Melihat lebih jeli sesungguhnya kasus yang dialami Lico bukan hanya soal sakit yang diderita semata. Pengalaman yang dialami dalam kasus Lico adalah sebuah fenomena kemanusiaan ketika warga miskin di negeri kaya ini masih harus berjuang keras untuk terhindar dari sakit. Sebuah fenomena yang seakan membenarkan sebuah realita dalam kamus kehidupan masa kini bahwa; “Orang Miskin dilarang Sakit?”. Sebuah pesan mengesankan, namun memiriskan.

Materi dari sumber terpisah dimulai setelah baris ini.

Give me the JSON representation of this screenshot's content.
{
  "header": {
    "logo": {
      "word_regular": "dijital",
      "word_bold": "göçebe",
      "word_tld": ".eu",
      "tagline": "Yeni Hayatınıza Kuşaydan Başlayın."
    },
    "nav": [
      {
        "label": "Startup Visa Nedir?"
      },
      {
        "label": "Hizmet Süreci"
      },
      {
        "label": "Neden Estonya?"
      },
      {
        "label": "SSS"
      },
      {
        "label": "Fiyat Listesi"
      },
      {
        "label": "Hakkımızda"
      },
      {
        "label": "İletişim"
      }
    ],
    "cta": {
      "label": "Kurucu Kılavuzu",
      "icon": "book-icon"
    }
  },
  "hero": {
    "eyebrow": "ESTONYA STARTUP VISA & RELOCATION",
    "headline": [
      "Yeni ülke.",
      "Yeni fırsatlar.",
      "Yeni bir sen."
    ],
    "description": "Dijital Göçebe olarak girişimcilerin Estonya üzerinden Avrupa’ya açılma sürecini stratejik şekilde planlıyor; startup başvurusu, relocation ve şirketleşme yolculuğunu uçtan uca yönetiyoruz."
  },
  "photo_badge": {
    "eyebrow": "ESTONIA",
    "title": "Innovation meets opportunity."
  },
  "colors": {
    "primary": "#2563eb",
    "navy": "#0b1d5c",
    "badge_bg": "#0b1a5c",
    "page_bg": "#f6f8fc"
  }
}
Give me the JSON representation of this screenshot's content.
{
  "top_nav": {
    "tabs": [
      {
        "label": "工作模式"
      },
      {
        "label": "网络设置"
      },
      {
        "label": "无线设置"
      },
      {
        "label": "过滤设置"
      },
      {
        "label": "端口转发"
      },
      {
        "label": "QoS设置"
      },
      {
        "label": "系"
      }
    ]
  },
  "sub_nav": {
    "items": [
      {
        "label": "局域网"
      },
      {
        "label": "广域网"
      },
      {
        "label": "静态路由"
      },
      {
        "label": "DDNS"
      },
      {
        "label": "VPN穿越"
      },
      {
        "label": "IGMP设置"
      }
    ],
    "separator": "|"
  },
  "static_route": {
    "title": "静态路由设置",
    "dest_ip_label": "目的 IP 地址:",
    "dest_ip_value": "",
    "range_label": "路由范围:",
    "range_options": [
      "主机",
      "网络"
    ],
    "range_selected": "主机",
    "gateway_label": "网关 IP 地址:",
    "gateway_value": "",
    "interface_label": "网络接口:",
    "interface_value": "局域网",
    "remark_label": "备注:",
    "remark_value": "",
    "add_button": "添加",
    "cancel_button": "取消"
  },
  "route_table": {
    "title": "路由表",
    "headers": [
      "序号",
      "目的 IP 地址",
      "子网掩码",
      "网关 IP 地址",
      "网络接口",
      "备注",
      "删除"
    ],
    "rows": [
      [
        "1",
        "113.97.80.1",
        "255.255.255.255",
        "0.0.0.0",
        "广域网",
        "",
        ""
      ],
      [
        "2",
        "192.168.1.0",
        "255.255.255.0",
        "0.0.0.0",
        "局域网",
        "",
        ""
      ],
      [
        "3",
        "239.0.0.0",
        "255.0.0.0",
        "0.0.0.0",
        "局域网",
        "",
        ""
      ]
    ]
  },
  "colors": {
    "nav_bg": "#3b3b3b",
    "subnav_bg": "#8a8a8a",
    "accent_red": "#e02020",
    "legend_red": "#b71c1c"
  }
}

Kasus yang dialami Lico ingin memberi pesan lain betapa ”kemerdekaan” dari derita sakit masih belum bisa diraih sepenuhnya oleh anak seusia Lico karena kondisi ketidakmampuan keluarga. Sebuah gambaran betapa kebutuhan dasar atas kesehatan ternyata masih belum bisa diraih sepenuhnya oleh warga negara asal Landak ini yang juga bagian dari Ibu Pertiwi. Kisah ini patut menjadi pelajaran dan refleksi pemerintah di negeri ini. Pelajara dan refleksi bagi kita semua. Terlebih masih banyak ”Lico-Lico” lainnya yang pastinya menanti kasih dan perhatian sebagai insan yang terlahir sama. Semoga kewajiban negara untuk memenuhi kebutuhan dasar warganya sebagaimana amanat konstitusi khususnya sungguh mendapat perhatian serius. Semoga pula “kewajiban” setiap anak manusia untuk menyisihkan kepedulian dengan membagi kasih bagi sesama kian membumi.  

Atas kepergian (alm) Lico, keluarga merasa berduka, dan kita juga merasa kehilangan. Jenazahnya dimakamkan di Pemakaman Santo Yusuf Jalan Adisucipto Pontianak. Tanggal 25 Januari 2005 – 26 Agustus 2011 adalah deretan angka tanggal, bulan dan tahun yang istimewa bagi  (alm) Lico, yang telah menggenapi suratan Sang Illahi. Kita yakin dia kini telah menemukan tempat abadi dalam pangkuan-Nya. Semoga pihak keluarga tabah dan diberi kekuatan dalam kenyataan ini. Kiranya Tuhan membalas kebaikan Anda, para donator dan relawan yang telah turut peduli. Teristimewa untuk saudara kita yang telah pergi lebih awal, selamat jalan dalam damaiNya. Rest in Peace, Selamat jalan untuk Lico.

*) Panulis, insan yang terlahir sebagai orang kampong.